Le secteur du financement en pleine ébullition
Le passage de la possession à l’usage était déjà une grande évolution, très lucrative, pour les établissements financiers, filiales de banques ou de constructeurs, mais l’évolution vers une économie de l’abonnement, couplée à la transition énergétique, ressemble davantage à une révolution.
La récente étude réalisée par Eurogroup Consulting en est le nouveau témoignage. "Le secteur du financement automobile est en pleine ébullition. Non seulement le digital a entraîné une disruption complète de la chaîne de distribution et du financement, mais en plus le développement des véhicules électriques va amener de nouvelles offres de mobilité avec de nouveaux produits et de nouveaux partenariats", précise Bertrand de la Villéon, partner d’Eurogroup Consulting.
Deux chantiers majeurs sont posés pour les acteurs du financement : d’une part la digitalisation, et de l’autre la valeur résiduelle des véhicules. Le développement de la digitalisation entraîne une disruption de la chaîne de la distribution et du financement. "Tous les acteurs se sont retrouvés nus face au digital pendant la crise et à ce jour aucun acteur n’est en marge de le faire complètement. Ce sont essentiellement des rustines qui sont mises en place pendant la crise sanitaire mais la signature électronique n’est pas suffisante pour un parcours digital. Depuis la crise certains ont considérablement avancé sur le sujet", poursuit l’auteur de l’étude.
Les valeurs résiduelles en question
Le second sujet essentiel pour les financeurs reste la valeur résiduelle des véhicules qui devient un véritable enjeu stratégique. La LOA s’est développée dans de nombreux pays européens, comme le montre le graphique ci-dessous :
La France est d'ailleurs l'un des pays les plus matures en matière de leasing. Le crédit VN s'est rétréci par rapport à ce type de financement et le VO bascule petit à petit également sur le leasing au détriment du crédit classique. Les bonus et les règlementations ont permis d'accélérer la vente de véhicules électriques.
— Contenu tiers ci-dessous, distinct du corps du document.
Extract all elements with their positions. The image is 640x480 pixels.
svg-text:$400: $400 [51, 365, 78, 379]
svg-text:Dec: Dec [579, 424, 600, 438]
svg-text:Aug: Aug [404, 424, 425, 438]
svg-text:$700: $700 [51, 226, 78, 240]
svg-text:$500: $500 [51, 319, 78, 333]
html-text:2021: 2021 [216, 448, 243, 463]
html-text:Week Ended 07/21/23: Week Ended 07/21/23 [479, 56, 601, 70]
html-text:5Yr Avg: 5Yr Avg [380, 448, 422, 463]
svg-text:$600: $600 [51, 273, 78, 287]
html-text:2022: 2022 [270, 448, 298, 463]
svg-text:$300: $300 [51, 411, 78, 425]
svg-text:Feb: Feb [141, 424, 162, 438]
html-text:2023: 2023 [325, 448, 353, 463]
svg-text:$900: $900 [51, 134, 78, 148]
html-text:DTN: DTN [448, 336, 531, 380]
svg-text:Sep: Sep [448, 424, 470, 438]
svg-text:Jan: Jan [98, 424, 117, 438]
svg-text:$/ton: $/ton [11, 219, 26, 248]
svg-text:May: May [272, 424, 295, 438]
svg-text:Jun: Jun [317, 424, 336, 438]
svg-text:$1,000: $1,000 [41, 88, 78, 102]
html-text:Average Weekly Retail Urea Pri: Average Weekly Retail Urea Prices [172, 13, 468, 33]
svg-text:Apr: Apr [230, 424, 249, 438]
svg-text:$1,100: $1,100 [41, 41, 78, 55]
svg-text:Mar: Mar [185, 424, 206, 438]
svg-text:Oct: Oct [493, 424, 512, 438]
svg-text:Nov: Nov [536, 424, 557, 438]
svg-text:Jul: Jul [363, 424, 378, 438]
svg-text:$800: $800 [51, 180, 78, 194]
Mais le calcul de la valeur résiduelle, bien maîtrisé pour les véhicules thermiques, comprend de nombreuses incertitudes pour les véhicules électriques. "Pour autant, les sociétés de financement ont beaucoup professionnalisé leurs équipes sur ce calcul de la valeur résiduelle à cause du risque de retournement du mix essence/diesel. Ce risque consiste bien sûr d'aller au-delà du niveau de valeur résiduelle pour faire baisser les loyers", précise Bertrand de la Villéon.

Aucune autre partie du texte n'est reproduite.